Meaning, it’s not a greed issue, or a money issue; it’s just a timing issue.

(And this is why I’m so interested in the details. I’m sure that ThedaCare is saying something about losing their ability to offer 24/7 care if they lose these key people all at once, but I’m also sure that the judge wants to know why they can’t just replace these people. Have they sat on their hands, in denial the whole time? Or is there an onboarding process that simply can’t be completed in the time allotted?)

Judges shouldn’t be economists and if there is a genuine market failure wrt healthcare providers being able to provide essential healthcare, that’s the job of policymakers to find a solution, not judges to rewrite employment agreements.

Let’s just be clear: this situation is entirely of the making of corporations like ThedaCare and the politicians they have in their pocket (and this really is a “both sides” problem for once) who will insist that we rely on free market solutions to what should be a universally protected human right: the access to reasonable healthcare. But even within the system ThedaCare et al have curated for themselves, it’s not a dichotomy between either (a) people die due to staffing shortages or (b) employees get forced to stay on the job while ThedaCare makes a half-hearted attempt to find replacements who will work for less than what a competitor will pay (as evidenced by all these employees being ready to jump ship to the competitor). ThedaCare could just pay its employees a competitive wage. And if it can’t… free market, baby!

And, again, that’s even within the context of this broken system we have allowed ourselves to be saddled with.
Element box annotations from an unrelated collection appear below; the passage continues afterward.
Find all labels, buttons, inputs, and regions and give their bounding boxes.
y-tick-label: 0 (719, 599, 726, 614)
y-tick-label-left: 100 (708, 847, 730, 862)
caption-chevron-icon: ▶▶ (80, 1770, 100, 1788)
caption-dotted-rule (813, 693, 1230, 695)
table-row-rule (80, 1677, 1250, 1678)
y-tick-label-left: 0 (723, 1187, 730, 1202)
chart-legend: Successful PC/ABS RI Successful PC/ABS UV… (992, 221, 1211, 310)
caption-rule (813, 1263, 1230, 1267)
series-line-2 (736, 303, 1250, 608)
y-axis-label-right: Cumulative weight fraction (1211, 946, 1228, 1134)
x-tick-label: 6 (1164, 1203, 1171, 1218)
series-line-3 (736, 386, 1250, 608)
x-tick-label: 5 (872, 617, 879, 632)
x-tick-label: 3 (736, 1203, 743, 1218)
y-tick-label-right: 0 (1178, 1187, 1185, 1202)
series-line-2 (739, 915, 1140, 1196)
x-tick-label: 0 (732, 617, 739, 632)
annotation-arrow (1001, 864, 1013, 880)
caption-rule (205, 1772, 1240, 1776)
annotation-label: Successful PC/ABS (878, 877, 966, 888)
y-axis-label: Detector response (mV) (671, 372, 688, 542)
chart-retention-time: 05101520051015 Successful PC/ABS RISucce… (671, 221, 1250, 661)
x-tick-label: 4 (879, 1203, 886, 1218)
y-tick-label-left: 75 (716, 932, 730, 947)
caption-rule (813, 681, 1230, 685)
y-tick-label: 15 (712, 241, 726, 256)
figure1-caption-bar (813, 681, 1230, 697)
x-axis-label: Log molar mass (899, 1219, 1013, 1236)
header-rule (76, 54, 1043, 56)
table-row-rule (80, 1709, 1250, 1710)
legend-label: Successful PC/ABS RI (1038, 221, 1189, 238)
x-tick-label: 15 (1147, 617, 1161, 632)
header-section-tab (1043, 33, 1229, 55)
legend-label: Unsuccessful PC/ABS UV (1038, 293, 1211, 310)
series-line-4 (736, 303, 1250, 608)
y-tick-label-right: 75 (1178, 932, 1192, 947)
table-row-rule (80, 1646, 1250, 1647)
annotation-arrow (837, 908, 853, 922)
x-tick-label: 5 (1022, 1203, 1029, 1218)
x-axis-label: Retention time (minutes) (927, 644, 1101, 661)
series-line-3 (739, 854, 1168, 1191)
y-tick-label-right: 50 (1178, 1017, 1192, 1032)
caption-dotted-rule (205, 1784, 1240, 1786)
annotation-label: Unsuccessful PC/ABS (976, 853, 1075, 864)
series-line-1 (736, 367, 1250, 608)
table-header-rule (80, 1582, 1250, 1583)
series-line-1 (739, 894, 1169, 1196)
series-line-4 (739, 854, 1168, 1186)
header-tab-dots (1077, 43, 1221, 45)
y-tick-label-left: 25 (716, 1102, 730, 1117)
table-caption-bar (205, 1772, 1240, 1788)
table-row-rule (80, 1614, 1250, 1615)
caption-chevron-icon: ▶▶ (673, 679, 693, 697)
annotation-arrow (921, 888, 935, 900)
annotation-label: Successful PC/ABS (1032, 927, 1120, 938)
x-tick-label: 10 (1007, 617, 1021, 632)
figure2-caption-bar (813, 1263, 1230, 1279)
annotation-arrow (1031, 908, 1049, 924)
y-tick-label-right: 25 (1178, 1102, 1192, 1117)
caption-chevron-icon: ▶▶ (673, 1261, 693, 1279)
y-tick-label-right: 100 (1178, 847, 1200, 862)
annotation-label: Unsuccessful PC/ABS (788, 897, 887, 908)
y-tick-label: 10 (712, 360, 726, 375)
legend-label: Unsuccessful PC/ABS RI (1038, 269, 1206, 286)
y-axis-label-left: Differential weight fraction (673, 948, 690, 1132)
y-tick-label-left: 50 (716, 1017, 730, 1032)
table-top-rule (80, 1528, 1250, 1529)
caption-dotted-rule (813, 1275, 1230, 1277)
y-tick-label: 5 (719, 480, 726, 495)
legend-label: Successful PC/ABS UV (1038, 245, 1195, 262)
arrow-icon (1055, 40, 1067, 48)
And all I’m suggesting is that we need to wait until the judge makes a ruling to decide if the judge has done this. The judge on Monday could literally say “this is not the appropriate place to solve the healthcare crisis. These people have the right to quit a job when they want. This injunction is denied.”

I don’t think anyone is hating on ThedaCare because they can’t or won’t match the offer. ThedaCare is getting a lot of hatred because they’re trying to use the courts to prevent employees from moving on to greener pastures.

I know you said it was an extreme example but it’s just plain ridiculous. A medical doctor is bound by his duty to protect the health of a patient under their care. A doctor walking away form his patient in the middle of open heart surgery is likely to suffer criminal charges, civil charges, and there’s a good chance they’ll lose their medical license.